Today we celebrated “Nathan Day”!  Four years ago today we adopted our “first-youngest” child, Nathan.  “First youngest” is the way I like to confuse people, in the same way that Domingo is my “second oldest” child.  Nathan was adopted four years ago when he was only two months old, hence he is the first.  We knew at the time that he had a biological brother, who we later adopted just before his third birthday.  Hence Nathan became our “first youngest” child.  Apparently the done thing in adoption is to adopt in birth order.  We found this out about a year after we adopted Domingo.  Sometimes it feels like we always have to do thing differently in our family… even without trying…

We asked Nathan what we wanted to do for “Nathan Day”.  The predictably boy answer was of course, to go see scorpions and spiders! So we did! Throw in a few monkeys, iguanas, snakes, birds, butterflies, and a blue duiker for good measure and a good time was had by all.

Four years into parenting and two boys later (now 5 and 4 years old) what pearls of wisdom do I have to share.  Honestly not many, but here are a couple of thoughts:

1) Relax – nobody else knows what they are doing either.  Not matter what they say.

2) Have fun.  Nothing means more to my boys than taking time to play fight, chase them around the house, play cricket or read a book.

3) Eat supper together.  Around the table if you can.  This is where we hear the stories of the day.  Or the ones Nathan makes up out of his head.  We can pray together.  Laugh together.  Talk about the day together.  Share knowledge. Prepare the boys for upcoming events.  And because our table at least 2-3 times a week includes others we are able to model gospel inclusivity, hospitality, fellowship and mission to the boys in a very practical and simple way.

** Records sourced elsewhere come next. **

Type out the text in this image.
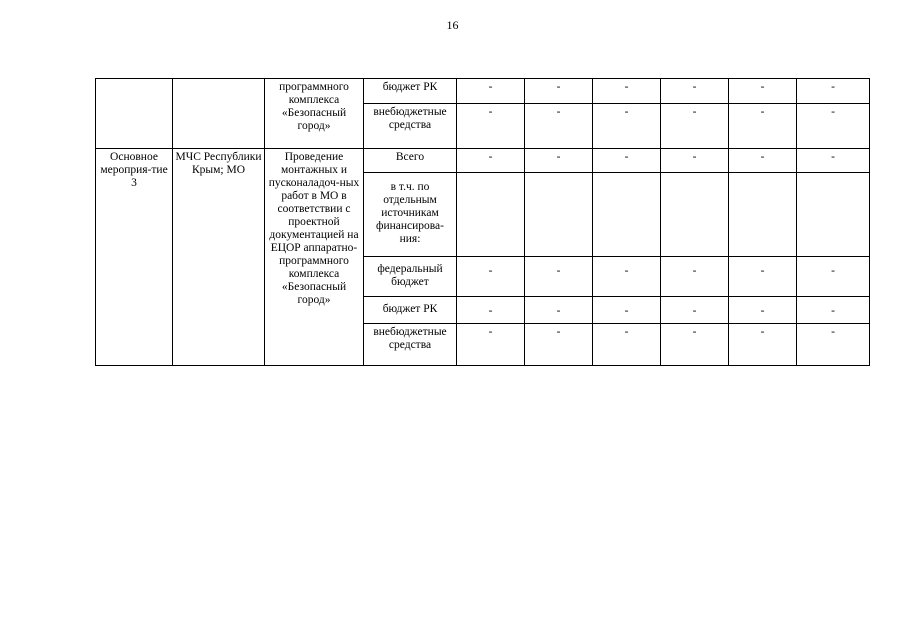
16
		программного комплекса «Безопасный город»	бюджет РК	-	-	-	-	-	-
			внебюджетные средства	-	-	-	-	-	-
Основное мероприя-тие 3	МЧС Республики Крым; МО	Проведение монтажных и пусконаладоч-ных работ в МО в соответствии с проектной документацией на ЕЦОР аппаратно-программного комплекса «Безопасный город»	Всего	-	-	-	-	-	-
			в т.ч. по отдельным источникам финансирова-ния:						
			федеральный бюджет	-	-	-	-	-	-
			бюджет РК	-	-	-	-	-	-
			внебюджетные средства	-	-	-	-	-	-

4) Include them in your life and in your ministry.  Take them visiting.  Tell them why all these people are in your house.  When you pray with them pray for those who do and don’t love Jesus.  Domingo regularly prays, on his initiative, for people he knows who don’t love Jesus.  We often eat together before we do a study or have a discussion and mostly the boys are a part of that eating together.

5) Keep it simple.  Your kids don’t need all the gadgets, all the newest experiences or to go to all the “must do” places around the city.  What they need is you.  They need your time.  And they need time to dream, make up games, let their imaginations run wild, to play, to draw and to explore.  And they need relationships with others outside your family.  Our boys are blessed to have a relational circle which includes many adults not related to us who love them and they love, both Christian and non-Christians.

6) Resist the urge to make them into cold-hearted legalists.  Don’t simply get them to do the right thing.  That can be easier and more immediately rewarding for a tired parent.  But don’t give in to the temptation.  Work hard to gospel their hearts.  Instead of simply teaching them, for example, to share (result) teach them why we share.  We share because we have a good and kind king who laid down his life to give us life.  Teach them to do things with a “happy heart” – we are not merely after obedience but joy in obedience.  Because it is good to follow Jesus.  He is a good King and his way are good.  His ways bring joy and freedom.